Medical therapy for intracerebral hematoma with the gamma-aminobutyric acid-A agonist muscimol.

Abstract

No therapy has been rigorously proven effective for intracerebral hematoma, although surgery is frequently used for some types of lobar hemorrhages. Since intracerebral mass causes significant ischemia in surrounding brain, we reasoned that anti-ischemia therapy might improve outcome after experimental hematoma. We stereotaxically injected varying doses of bacterial collagenase into the caudate nucleus of rats.
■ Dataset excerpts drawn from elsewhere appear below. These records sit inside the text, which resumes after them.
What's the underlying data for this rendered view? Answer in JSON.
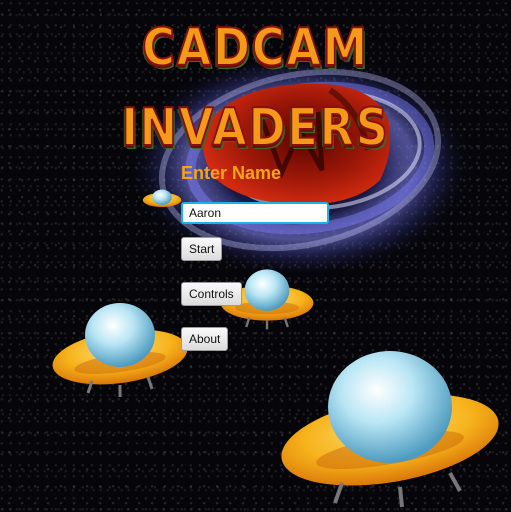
{
  "title": "CADCAM INVADERS",
  "menu": {
    "name_label": "Enter Name",
    "name_value": "Aaron",
    "start_label": "Start",
    "controls_label": "Controls",
    "about_label": "About"
  },
  "colors": {
    "title_fill": "#f39a1b",
    "title_outline": "#8a1010",
    "label": "#f5a31d",
    "input_border": "#1ab3e8",
    "vortex": "#8a8cff",
    "vortex_core": "#8a1206",
    "ufo_body": "#f6b21a",
    "ufo_dome": "#a9dcef"
  },
  "icons": [
    "black-hole-vortex",
    "ufo-saucer"
  ]
}
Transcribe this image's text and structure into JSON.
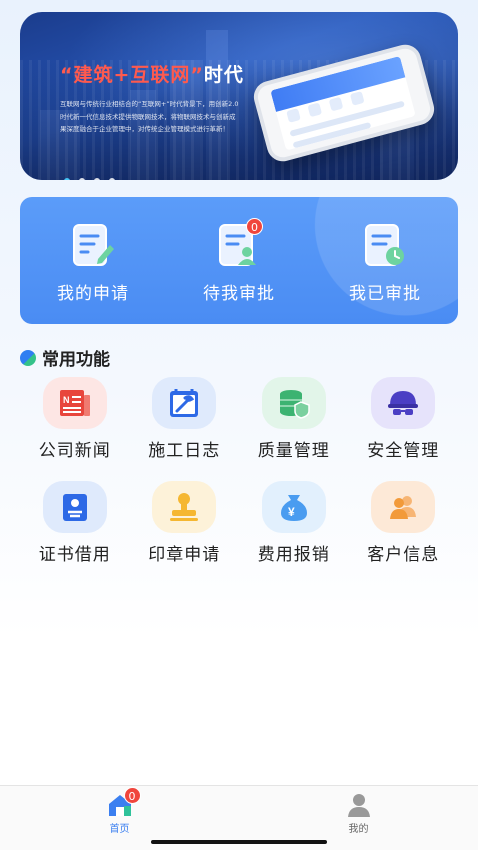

Four hours later we administered intravenously 2 mg/kg muscimol, a potent agonist of the gamma-aminobutyric acid-A receptor (n = 20); 1 mg/kg MK-801, an antagonist of the N-methyl-D-aspartate receptor (n = 17); or saline (n = 28). Forty-eight hours after collagenase injection we rated each animal using a standard rodent neurological examination. The ratings were compared with the amounts of injected collagenase by the quantal bioassay procedure. Brains were then prepared for histomorphometry and brain volumes estimated. We found that the ED50 for collagenase (amount of enzyme that renders 50% of the subjects abnormal) was 0.77 +/- 0.09 U in saline-treated subjects. Treatment with muscimol significantly increased the ED50 to 1.2 +/- 0.21 U, for a potency ratio of 1.55 +/- 0.34 (t = 1.7, P < .05). MK-801 did not affect outcome. Volume of hematoma was significantly correlated with amount of injected collagenase (n = 33, r = .64, P < .001). Volumes of basal ganglia and white matter were significantly reduced by hemorrhage, and muscimol partially ameliorated this. We conclude that muscimol significantly improves neurological outcome after intracerebral hematoma.